São Paulo – “Vou mostrar com documentos que quem criou a Operação Condor foi o Brasil”, disse à RBA o ativista gaúcho Jair Krischke, fundador do Movimento de Justiça e Direitos Humanos (MJDH) de Porto Alegre (RS), que na próxima segunda-feira (26) irá fazer uma série de revelações à Comissão Nacional da Verdade (CNV). Krischke promete “provar” a ocorrência de uma série de ações realizadas em conjunto pelos aparelhos repressores das ditaduras sul-americanas para sequestrar e eliminar membros da resistência.

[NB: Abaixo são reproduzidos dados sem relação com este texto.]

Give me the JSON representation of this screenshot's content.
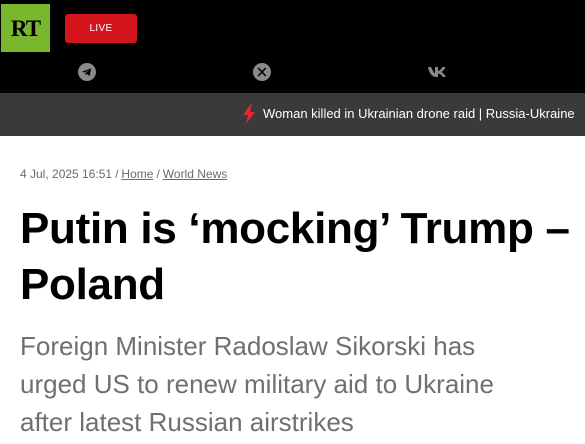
{
  "header": {
    "logo_text": "RT",
    "live_label": "LIVE",
    "social": [
      "telegram-icon",
      "x-icon",
      "vk-icon"
    ],
    "colors": {
      "logo_bg": "#78b72e",
      "live_bg": "#d4151c",
      "bar_bg": "#000000",
      "ticker_bg": "#3a3a3a"
    }
  },
  "ticker": {
    "icon": "lightning-icon",
    "text": "Woman killed in Ukrainian drone raid | Russia-Ukraine"
  },
  "article": {
    "date": "4 Jul, 2025 16:51",
    "breadcrumb": [
      "Home",
      "World News"
    ],
    "title": "Putin is ‘mocking’ Trump – Poland",
    "lead": "Foreign Minister Radoslaw Sikorski has urged US to renew military aid to Ukraine after latest Russian airstrikes"
  }
}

“Vou documentalmente exibir a primeira Operação Condor, levada a cabo em dezembro de 1970, em Buenos Aires, e a segunda, ocorrida em junho de 1971”, revelou, sem dar mais detalhes “em respeito à CNV”. O ativista exibirá pedidos feitos ao Brasil pelas ditaduras vizinhas com o objetivo de capturar militantes da oposição caçados pela repressão da Argentina, Uruguai e Paraguai, muitos deles até hoje desaparecidos. “Um desses documentos informa com singeleza: ‘preso pelo Exército brasileiro e entregue a polícia do Uruguai contra recibo'”, antecipa. A audiência está marcada para as 14h e será aberta ao público.

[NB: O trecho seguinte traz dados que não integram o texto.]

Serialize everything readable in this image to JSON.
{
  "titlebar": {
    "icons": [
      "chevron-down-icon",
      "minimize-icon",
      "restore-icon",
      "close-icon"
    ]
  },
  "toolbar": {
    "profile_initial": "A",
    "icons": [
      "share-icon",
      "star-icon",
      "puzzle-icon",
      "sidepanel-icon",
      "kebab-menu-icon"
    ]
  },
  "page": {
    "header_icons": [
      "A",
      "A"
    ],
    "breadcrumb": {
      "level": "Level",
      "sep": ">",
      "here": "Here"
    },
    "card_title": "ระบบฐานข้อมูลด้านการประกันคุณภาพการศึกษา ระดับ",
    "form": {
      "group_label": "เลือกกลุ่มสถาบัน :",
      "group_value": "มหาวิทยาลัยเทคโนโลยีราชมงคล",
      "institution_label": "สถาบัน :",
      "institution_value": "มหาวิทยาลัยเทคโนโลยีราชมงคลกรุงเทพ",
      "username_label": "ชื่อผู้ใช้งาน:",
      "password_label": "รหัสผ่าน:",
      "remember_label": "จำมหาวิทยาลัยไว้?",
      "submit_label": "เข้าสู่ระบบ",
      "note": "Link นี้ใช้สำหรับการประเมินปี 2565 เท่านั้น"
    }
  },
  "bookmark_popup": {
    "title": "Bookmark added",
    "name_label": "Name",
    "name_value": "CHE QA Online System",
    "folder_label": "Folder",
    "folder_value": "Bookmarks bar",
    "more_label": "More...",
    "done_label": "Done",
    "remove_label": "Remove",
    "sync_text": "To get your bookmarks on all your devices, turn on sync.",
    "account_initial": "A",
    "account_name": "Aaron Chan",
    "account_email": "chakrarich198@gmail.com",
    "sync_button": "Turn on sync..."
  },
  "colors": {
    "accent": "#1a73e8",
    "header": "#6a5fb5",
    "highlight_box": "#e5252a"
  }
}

A Operação Condor foi “oficialmente” inaugurada em 1975 durante uma reunião das polícias políticas brasileira, paraguaia, chilena, argentina, uruguaia e boliviana, em Santiago do Chile. “Os representantes do Brasil não assinaram a ata de fundação”, lembra o ativista gaúcho. Por isso, costuma-se debitar sua criação à Dina, órgão repressor do chileno Augusto Pinochet. Para Krischke, porém, o grande articulador da cooperação repressiva regional foi Serviço Nacional de Informações (SNI) do Brasil.

“O embaixador brasileiro no Chile à época, Antonio Câmara Canto, era considerado o quinto homem da Junta militar que conduzia a ditadura no país vizinho”, pontua. “No Estádio Nacional, um dos centros da tortura chilena, havia interrogadores que falavam português com sotaque carioca.” Krischke acredita que a aparência de que o Brasil teve papel secundário na Operação Condor se deve à que considera a grande “qualidade” do regime ditatorial imposto por aqui em 1964: a dissimulação. “Costumamos colocar tudo nas costas dos Estados Unidos, onde cabe tudo, mas o Brasil deu todo o suporte para a criação dos órgãos repressores na América do Sul.”

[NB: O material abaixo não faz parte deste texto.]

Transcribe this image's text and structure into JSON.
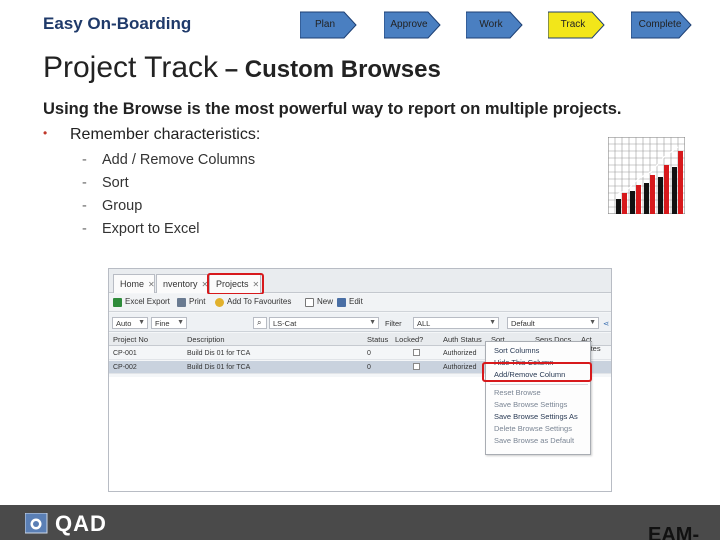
{
  "header": {
    "brand": "Easy On-Boarding",
    "steps": [
      {
        "label": "Plan",
        "active": false
      },
      {
        "label": "Approve",
        "active": false
      },
      {
        "label": "Work",
        "active": false
      },
      {
        "label": "Track",
        "active": true
      },
      {
        "label": "Complete",
        "active": false
      }
    ]
  },
  "slide": {
    "title_main": "Project Track",
    "title_sub": " – Custom Browses",
    "lead": "Using the Browse is the most powerful way to report on multiple projects.",
    "bullet": "Remember characteristics:",
    "bullet_marker": "•",
    "sub_items": [
      "Add / Remove Columns",
      "Sort",
      "Group",
      "Export to Excel"
    ],
    "sub_marker": "-"
  },
  "app": {
    "tabs": [
      "Home",
      "nventory",
      "Projects"
    ],
    "toolbar": [
      "Excel Export",
      "Print",
      "Add To Favourites",
      "New",
      "Edit"
    ],
    "filter": {
      "field1": "Auto",
      "field2": "Fine",
      "search": "LS-Cat",
      "filter_label": "Filter",
      "filter_value": "ALL",
      "view": "Default"
    },
    "columns": [
      "Project No",
      "Description",
      "Status",
      "Locked?",
      "Auth Status",
      "Sort",
      "Sens Docs",
      "Act Dates"
    ],
    "rows": [
      {
        "project": "CP-001",
        "description": "Build Dis 01 for TCA",
        "status": "0",
        "auth": "Authorized"
      },
      {
        "project": "CP-002",
        "description": "Build Dis 01 for TCA",
        "status": "0",
        "auth": "Authorized"
      }
    ],
    "menu": {
      "group1": [
        "Sort Columns",
        "Hide This Column",
        "Add/Remove Column"
      ],
      "group2": [
        "Reset Browse",
        "Save Browse Settings",
        "Save Browse Settings As",
        "Delete Browse Settings",
        "Save Browse as Default"
      ]
    }
  },
  "footer": {
    "logo": "QAD",
    "tag": "EAM-"
  },
  "colors": {
    "accent_red": "#d7191c",
    "arrow_fill": "#4a7fc1",
    "arrow_active": "#f2e61a",
    "footer_bg": "#4a4a4a"
  }
}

O ativista gaúcho anuncia que mostrará documentos que comprovam ainda atividades da Operação Condor protagonizadas pelos brasileiros inclusive depois da aprovação da Lei de Anistia, em 1979. “Houve ações realizadas no Aeroporto do Galeão, no Rio de Janeiro, em março de 1980, e outra em 1984”, adianta. “As operações continuaram mesmo depois do regime ter anistiado os militantes.”

Respeitado internacionalmente, o MJDH de Krischke salvou da tortura, da morte ou do desaparecimento cerca de 2 mil pessoas perseguidas durante os anos de chumbo das décadas de 1960 a 1980, quando regimes militares sufocaram a democracia nos países do Cone Sul. Krischke vai contestar ainda a versão oficial das autoridades militares brasileiras sobre a queima de arquivos, informando sobre o atual paradeiro de documentos supostamente destruídos sem autorização legal.